Le rapporteur général nous a expliqué qu’il devait y avoir une convention entre États ou avec la France. Le « ou » n’est pas pertinent, il doit toujours y avoir une convention avec la France car l’on peut considérer que notre État, sans être exemplaire vu ce qu’il tolère à Monaco et ailleurs, est tout de même moins critiquable que d’autres. Si vous allez aux Bahamas, par exemple, vous verrez des immeubles avec des bureaux sans personne dedans mais, en bas, il y a des plaques. Ce sont celles des plaque companies, les compagnies qui n’ont qu’une plaque. Par ailleurs, savez-vous que les Bahamas, qui sont un État voyou, voient néanmoins leur réseau routier financé par l’Union européenne ? Non seulement on se fait plumer, mais on dit merci.
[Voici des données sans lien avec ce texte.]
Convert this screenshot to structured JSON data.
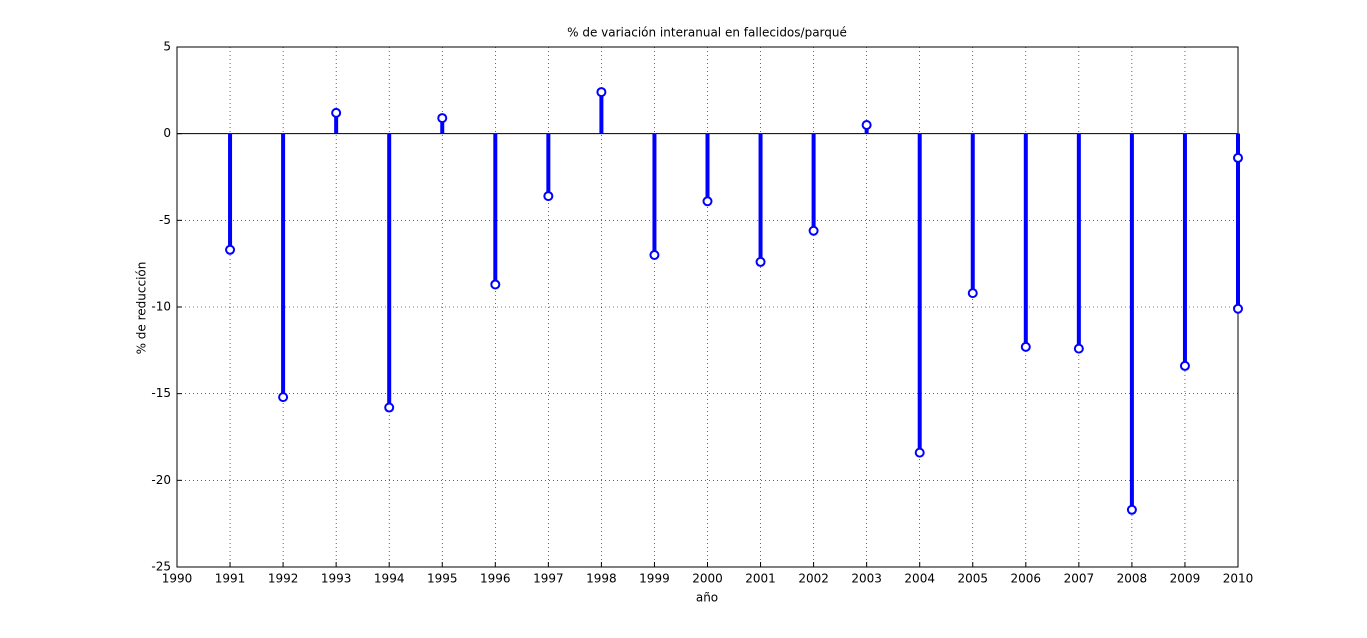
{
  "chart_data": {
    "type": "stem",
    "title": "% de variación interanual en fallecidos/parqué",
    "x_label": "año",
    "y_label": "% de reducción",
    "x": [
      1991,
      1992,
      1993,
      1994,
      1995,
      1996,
      1997,
      1998,
      1999,
      2000,
      2001,
      2002,
      2003,
      2004,
      2005,
      2006,
      2007,
      2008,
      2009,
      2010,
      2010
    ],
    "values": [
      -6.7,
      -15.2,
      1.2,
      -15.8,
      0.9,
      -8.7,
      -3.6,
      2.4,
      -7.0,
      -3.9,
      -7.4,
      -5.6,
      0.5,
      -18.4,
      -9.2,
      -12.3,
      -12.4,
      -21.7,
      -13.4,
      -10.1,
      -1.4
    ],
    "color": "#0000ff",
    "xlim": [
      1990,
      2010
    ],
    "xticks": [
      1990,
      1991,
      1992,
      1993,
      1994,
      1995,
      1996,
      1997,
      1998,
      1999,
      2000,
      2001,
      2002,
      2003,
      2004,
      2005,
      2006,
      2007,
      2008,
      2009,
      2010
    ],
    "ylim": [
      -25,
      5
    ],
    "yticks": [
      -25,
      -20,
      -15,
      -10,
      -5,
      0,
      5
    ],
    "grid": true
  }
}
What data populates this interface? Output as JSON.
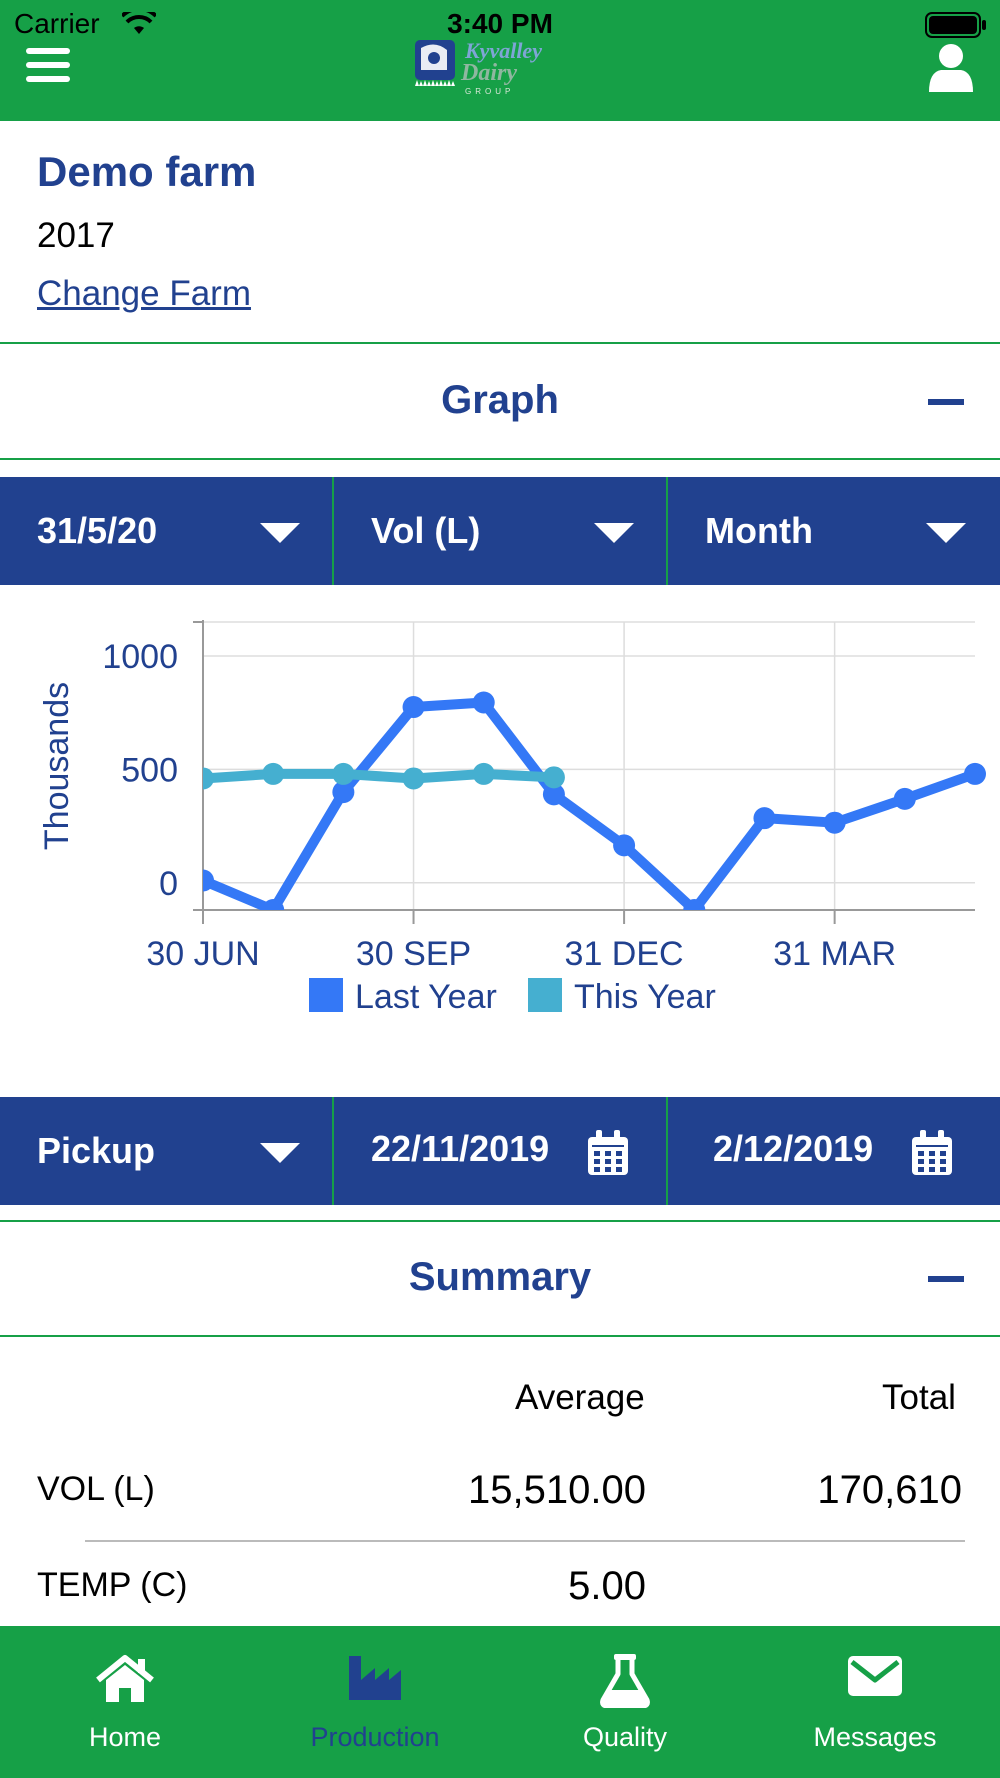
{
  "status_bar": {
    "carrier": "Carrier",
    "time": "3:40 PM"
  },
  "header": {
    "logo_line1": "Kyvalley",
    "logo_line2": "Dairy",
    "logo_line3": "GROUP"
  },
  "farm": {
    "name": "Demo farm",
    "year": "2017",
    "change_link": "Change Farm"
  },
  "graph_section": {
    "title": "Graph"
  },
  "graph_filters": {
    "date": "31/5/20",
    "measure": "Vol (L)",
    "period": "Month"
  },
  "chart_data": {
    "type": "line",
    "ylabel": "Thousands",
    "xlabel": "",
    "yticks": [
      "1000",
      "500",
      "0"
    ],
    "ylim": [
      -120,
      1150
    ],
    "xticks": [
      {
        "label": "30 JUN",
        "x": 0
      },
      {
        "label": "30 SEP",
        "x": 3
      },
      {
        "label": "31 DEC",
        "x": 6
      },
      {
        "label": "31 MAR",
        "x": 9
      }
    ],
    "grid": true,
    "legend_position": "bottom",
    "colors": {
      "last_year": "#3478f6",
      "this_year": "#45afd0"
    },
    "series": [
      {
        "name": "Last Year",
        "x": [
          0,
          1,
          2,
          3,
          4,
          5,
          6,
          7,
          8,
          9,
          10,
          11
        ],
        "values": [
          10,
          -120,
          400,
          775,
          795,
          390,
          165,
          -120,
          285,
          265,
          370,
          480
        ]
      },
      {
        "name": "This Year",
        "x": [
          0,
          1,
          2,
          3,
          4,
          5
        ],
        "values": [
          460,
          480,
          480,
          460,
          480,
          465
        ]
      }
    ]
  },
  "pickup_filters": {
    "type": "Pickup",
    "from_date": "22/11/2019",
    "to_date": "2/12/2019"
  },
  "summary_section": {
    "title": "Summary",
    "col_average": "Average",
    "col_total": "Total",
    "rows": [
      {
        "label": "VOL (L)",
        "average": "15,510.00",
        "total": "170,610"
      },
      {
        "label": "TEMP (C)",
        "average": "5.00",
        "total": ""
      }
    ]
  },
  "tabbar": {
    "items": [
      {
        "label": "Home",
        "icon": "home-icon"
      },
      {
        "label": "Production",
        "icon": "factory-icon"
      },
      {
        "label": "Quality",
        "icon": "flask-icon"
      },
      {
        "label": "Messages",
        "icon": "envelope-icon"
      }
    ],
    "active": "Production"
  }
}
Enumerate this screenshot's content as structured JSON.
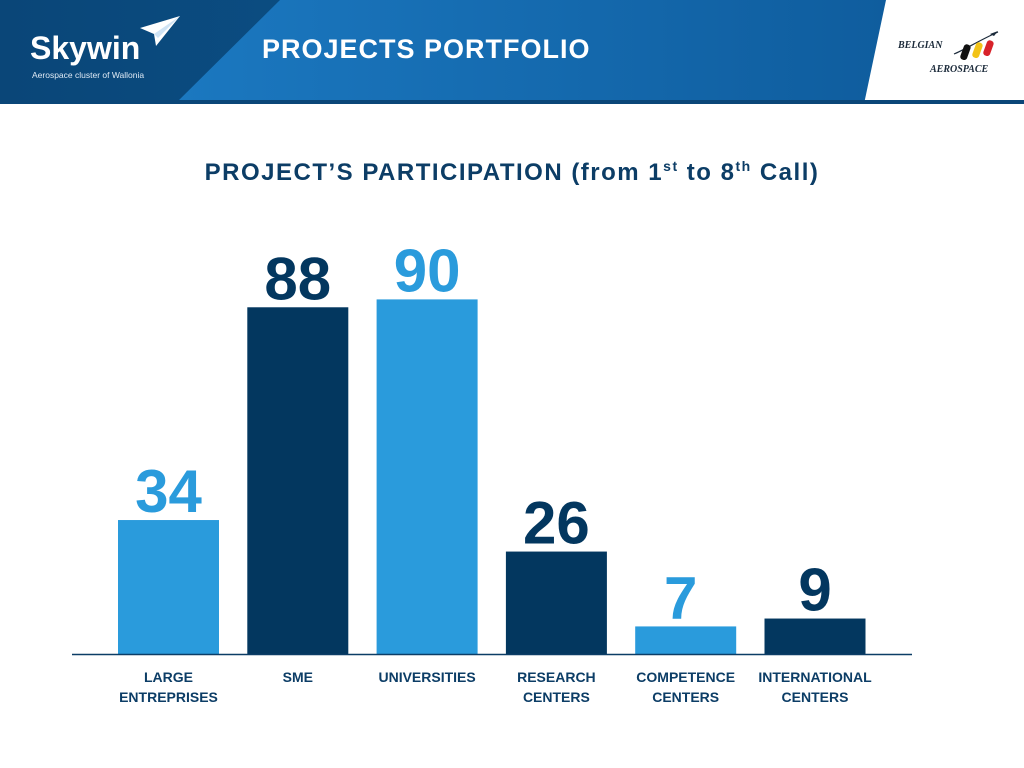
{
  "header": {
    "logo_word": "Skywin",
    "logo_tagline": "Aerospace cluster of Wallonia",
    "title": "PROJECTS PORTFOLIO",
    "partner_line1": "BELGIAN",
    "partner_line2": "AEROSPACE"
  },
  "colors": {
    "header_dark": "#0b4f86",
    "header_light": "#1f7fc8",
    "bar_light": "#2a9bdc",
    "bar_dark": "#03375f",
    "title": "#0c3d66",
    "axis": "#0c3d66"
  },
  "chart_data": {
    "type": "bar",
    "title_parts": {
      "prefix": "PROJECT’S PARTICIPATION (from 1",
      "sup1": "st",
      "middle": " to 8",
      "sup2": "th",
      "suffix": " Call)"
    },
    "categories": [
      "LARGE ENTREPRISES",
      "SME",
      "UNIVERSITIES",
      "RESEARCH CENTERS",
      "COMPETENCE CENTERS",
      "INTERNATIONAL CENTERS"
    ],
    "category_lines": [
      [
        "LARGE",
        "ENTREPRISES"
      ],
      [
        "SME"
      ],
      [
        "UNIVERSITIES"
      ],
      [
        "RESEARCH",
        "CENTERS"
      ],
      [
        "COMPETENCE",
        "CENTERS"
      ],
      [
        "INTERNATIONAL",
        "CENTERS"
      ]
    ],
    "values": [
      34,
      88,
      90,
      26,
      7,
      9
    ],
    "bar_colors": [
      "#2a9bdc",
      "#03375f",
      "#2a9bdc",
      "#03375f",
      "#2a9bdc",
      "#03375f"
    ],
    "grid": false,
    "legend": "none"
  }
}
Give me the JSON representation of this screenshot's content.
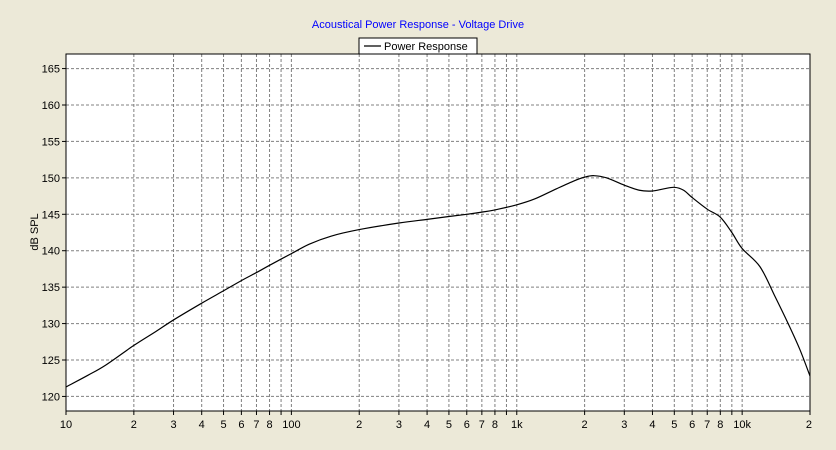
{
  "chart_data": {
    "type": "line",
    "title": "Acoustical Power Response - Voltage Drive",
    "xlabel": "",
    "ylabel": "dB SPL",
    "x_scale": "log",
    "xlim": [
      10,
      20000
    ],
    "ylim": [
      118,
      167
    ],
    "grid": true,
    "legend_position": "top-center",
    "x_ticks": [
      {
        "value": 10,
        "label": "10"
      },
      {
        "value": 20,
        "label": "2"
      },
      {
        "value": 30,
        "label": "3"
      },
      {
        "value": 40,
        "label": "4"
      },
      {
        "value": 50,
        "label": "5"
      },
      {
        "value": 60,
        "label": "6"
      },
      {
        "value": 70,
        "label": "7"
      },
      {
        "value": 80,
        "label": "8"
      },
      {
        "value": 100,
        "label": "100"
      },
      {
        "value": 200,
        "label": "2"
      },
      {
        "value": 300,
        "label": "3"
      },
      {
        "value": 400,
        "label": "4"
      },
      {
        "value": 500,
        "label": "5"
      },
      {
        "value": 600,
        "label": "6"
      },
      {
        "value": 700,
        "label": "7"
      },
      {
        "value": 800,
        "label": "8"
      },
      {
        "value": 1000,
        "label": "1k"
      },
      {
        "value": 2000,
        "label": "2"
      },
      {
        "value": 3000,
        "label": "3"
      },
      {
        "value": 4000,
        "label": "4"
      },
      {
        "value": 5000,
        "label": "5"
      },
      {
        "value": 6000,
        "label": "6"
      },
      {
        "value": 7000,
        "label": "7"
      },
      {
        "value": 8000,
        "label": "8"
      },
      {
        "value": 10000,
        "label": "10k"
      },
      {
        "value": 20000,
        "label": "2"
      }
    ],
    "x_minor_grid": [
      90,
      900,
      9000
    ],
    "y_ticks": [
      120,
      125,
      130,
      135,
      140,
      145,
      150,
      155,
      160,
      165
    ],
    "series": [
      {
        "name": "Power Response",
        "color": "#000000",
        "x": [
          10,
          12.5,
          15,
          20,
          25,
          30,
          40,
          50,
          60,
          70,
          80,
          100,
          120,
          150,
          200,
          300,
          400,
          500,
          600,
          700,
          800,
          1000,
          1200,
          1500,
          1800,
          2000,
          2200,
          2500,
          3000,
          3500,
          4000,
          4500,
          5000,
          5500,
          6000,
          7000,
          8000,
          9000,
          10000,
          12000,
          14000,
          16000,
          18000,
          20000
        ],
        "y": [
          121.3,
          122.9,
          124.3,
          127.0,
          128.9,
          130.5,
          132.8,
          134.5,
          135.9,
          137.0,
          138.0,
          139.6,
          140.9,
          142.0,
          142.9,
          143.8,
          144.3,
          144.7,
          145.0,
          145.3,
          145.6,
          146.3,
          147.1,
          148.5,
          149.6,
          150.1,
          150.3,
          150.0,
          149.0,
          148.3,
          148.2,
          148.5,
          148.7,
          148.3,
          147.3,
          145.7,
          144.6,
          142.5,
          140.3,
          137.8,
          133.7,
          130.0,
          126.5,
          122.8
        ]
      }
    ]
  }
}
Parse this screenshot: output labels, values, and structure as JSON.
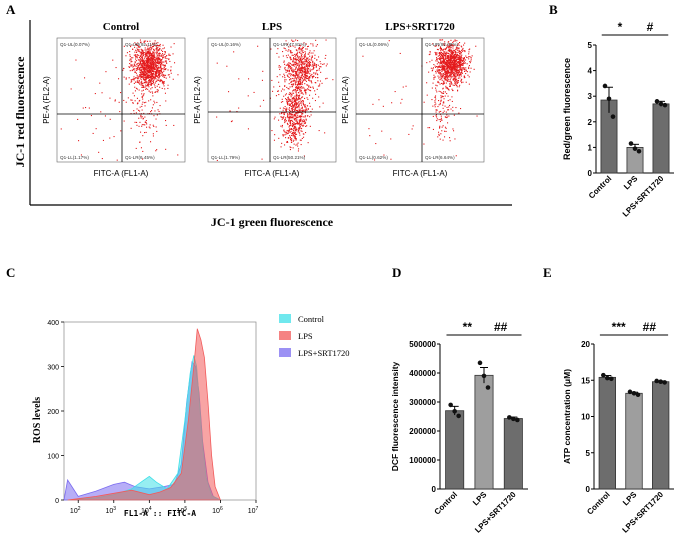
{
  "colors": {
    "dot_red": "#e41a1c",
    "bar_dark": "#6d6d6d",
    "bar_mid": "#9e9e9e",
    "bar_light": "#bdbdbd",
    "hist_control": "#40e0e8",
    "hist_lps": "#f25a5a",
    "hist_srt": "#7b6cf0",
    "axis": "#000000"
  },
  "chart_data": [
    {
      "panel": "A",
      "type": "scatter",
      "group_titles": [
        "Control",
        "LPS",
        "LPS+SRT1720"
      ],
      "ylabel": "JC-1 red fluorescence",
      "xlabel": "JC-1 green fluorescence",
      "plot_xlabel": "FITC-A (FL1-A)",
      "plot_ylabel": "PE-A (FL2-A)",
      "quadrants": [
        {
          "ul": "Q1-UL(0.07%)",
          "ur": "Q1-UR(92.11%)",
          "ll": "Q1-LL(1.17%)",
          "lr": "Q1-LR(6.45%)"
        },
        {
          "ul": "Q1-UL(0.16%)",
          "ur": "Q1-UR(47.81%)",
          "ll": "Q1-LL(1.79%)",
          "lr": "Q1-LR(50.21%)"
        },
        {
          "ul": "Q1-UL(0.06%)",
          "ur": "Q1-UR(92.68%)",
          "ll": "Q1-LL(0.62%)",
          "lr": "Q1-LR(6.64%)"
        }
      ]
    },
    {
      "panel": "B",
      "type": "bar",
      "categories": [
        "Control",
        "LPS",
        "LPS+SRT1720"
      ],
      "values": [
        2.85,
        1.0,
        2.7
      ],
      "errors": [
        0.5,
        0.12,
        0.1
      ],
      "points": [
        [
          3.4,
          2.9,
          2.2
        ],
        [
          1.15,
          0.95,
          0.85
        ],
        [
          2.8,
          2.7,
          2.65
        ]
      ],
      "ylabel": "Red/green fluorescence",
      "ylim": [
        0,
        5
      ],
      "yticks": [
        "0",
        "1",
        "2",
        "3",
        "4",
        "5"
      ],
      "significance": [
        {
          "from": 0,
          "to": 1,
          "label": "*"
        },
        {
          "from": 1,
          "to": 2,
          "label": "#"
        }
      ]
    },
    {
      "panel": "C",
      "type": "area",
      "ylabel": "ROS levels",
      "xlabel": "FL1-A :: FITC-A",
      "ylim": [
        0,
        400
      ],
      "yticks": [
        "0",
        "100",
        "200",
        "300",
        "400"
      ],
      "xticks": [
        {
          "base": "10",
          "exp": "2"
        },
        {
          "base": "10",
          "exp": "3"
        },
        {
          "base": "10",
          "exp": "4"
        },
        {
          "base": "10",
          "exp": "5"
        },
        {
          "base": "10",
          "exp": "6"
        },
        {
          "base": "10",
          "exp": "7"
        }
      ],
      "series": [
        {
          "name": "Control",
          "x": [
            1.7,
            2.0,
            2.5,
            3.0,
            3.5,
            3.8,
            4.0,
            4.2,
            4.5,
            4.8,
            5.0,
            5.15,
            5.25,
            5.33,
            5.4,
            5.5,
            5.6,
            5.75,
            6.0
          ],
          "y": [
            0,
            2,
            5,
            12,
            25,
            42,
            53,
            40,
            25,
            60,
            180,
            285,
            325,
            300,
            230,
            120,
            50,
            10,
            0
          ]
        },
        {
          "name": "LPS",
          "x": [
            1.7,
            2.0,
            2.5,
            3.0,
            3.5,
            4.0,
            4.3,
            4.6,
            4.9,
            5.1,
            5.25,
            5.35,
            5.45,
            5.55,
            5.65,
            5.75,
            5.85,
            6.0
          ],
          "y": [
            0,
            3,
            8,
            15,
            22,
            12,
            18,
            28,
            60,
            180,
            300,
            385,
            360,
            320,
            220,
            100,
            30,
            0
          ]
        },
        {
          "name": "LPS+SRT1720",
          "x": [
            1.6,
            1.7,
            2.0,
            2.5,
            3.0,
            3.3,
            3.6,
            4.0,
            4.4,
            4.7,
            4.9,
            5.05,
            5.2,
            5.3,
            5.4,
            5.5,
            5.65,
            5.8,
            6.0
          ],
          "y": [
            0,
            45,
            8,
            20,
            35,
            40,
            30,
            25,
            30,
            35,
            80,
            220,
            310,
            300,
            240,
            130,
            40,
            8,
            0
          ]
        }
      ]
    },
    {
      "panel": "D",
      "type": "bar",
      "categories": [
        "Control",
        "LPS",
        "LPS+SRT1720"
      ],
      "values": [
        270000,
        392000,
        243000
      ],
      "errors": [
        15000,
        27000,
        5000
      ],
      "points": [
        [
          290000,
          268000,
          252000
        ],
        [
          435000,
          390000,
          350000
        ],
        [
          247000,
          242000,
          238000
        ]
      ],
      "ylabel": "DCF fluorescence intensity",
      "ylim": [
        0,
        500000
      ],
      "yticks": [
        "0",
        "100000",
        "200000",
        "300000",
        "400000",
        "500000"
      ],
      "significance": [
        {
          "from": 0,
          "to": 1,
          "label": "**"
        },
        {
          "from": 1,
          "to": 2,
          "label": "##"
        }
      ]
    },
    {
      "panel": "E",
      "type": "bar",
      "categories": [
        "Control",
        "LPS",
        "LPS+SRT1720"
      ],
      "values": [
        15.4,
        13.2,
        14.8
      ],
      "errors": [
        0.25,
        0.15,
        0.1
      ],
      "points": [
        [
          15.7,
          15.3,
          15.2
        ],
        [
          13.4,
          13.2,
          13.0
        ],
        [
          14.9,
          14.8,
          14.7
        ]
      ],
      "ylabel": "ATP concentration (μM)",
      "ylim": [
        0,
        20
      ],
      "yticks": [
        "0",
        "5",
        "10",
        "15",
        "20"
      ],
      "significance": [
        {
          "from": 0,
          "to": 1,
          "label": "***"
        },
        {
          "from": 1,
          "to": 2,
          "label": "##"
        }
      ]
    }
  ],
  "panel_labels": [
    "A",
    "B",
    "C",
    "D",
    "E"
  ]
}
M. le président. Nous allons maintenant procéder au scrutin public sur le sous-amendement n° 1573, tel qu’il a été rectifié par le Gouvernement, pour insérer, à l’alinéa 2 de l’amendement n° 1245, après le mot « défaut, », les mots : « et dans le cas où l’administrateur du trust est soumis à la loi d’un État ou territoire non coopératif au sens de l’article 238-0 A ou n’ayant pas conclu avec la France une convention d’assistance mutuelle en matière de recouvrement, ».

(Il est procédé au scrutin.)

M. le président. Voici le résultat du scrutin :

Nombre de votants 46

Nombre de suffrages exprimés 42

Majorité absolue 22

(Le sous-amendement n° 1573 rectifié est adopté.)

M. le président. Nous allons maintenant procéder au scrutin public sur l’amendement n° 1245, sous-amendé par le sous-amendement n° 1573 rectifié.

(Il est procédé au scrutin.)

M. le président. Voici le résultat du scrutin :

Nombre de votants 42

Nombre de suffrages exprimés 37

Majorité absolue 19

(L’amendement n° 1245, sous-amendé, est adopté.)

M. le président. L’amendement n° 1332 de M. le rapporteur général est rédactionnel.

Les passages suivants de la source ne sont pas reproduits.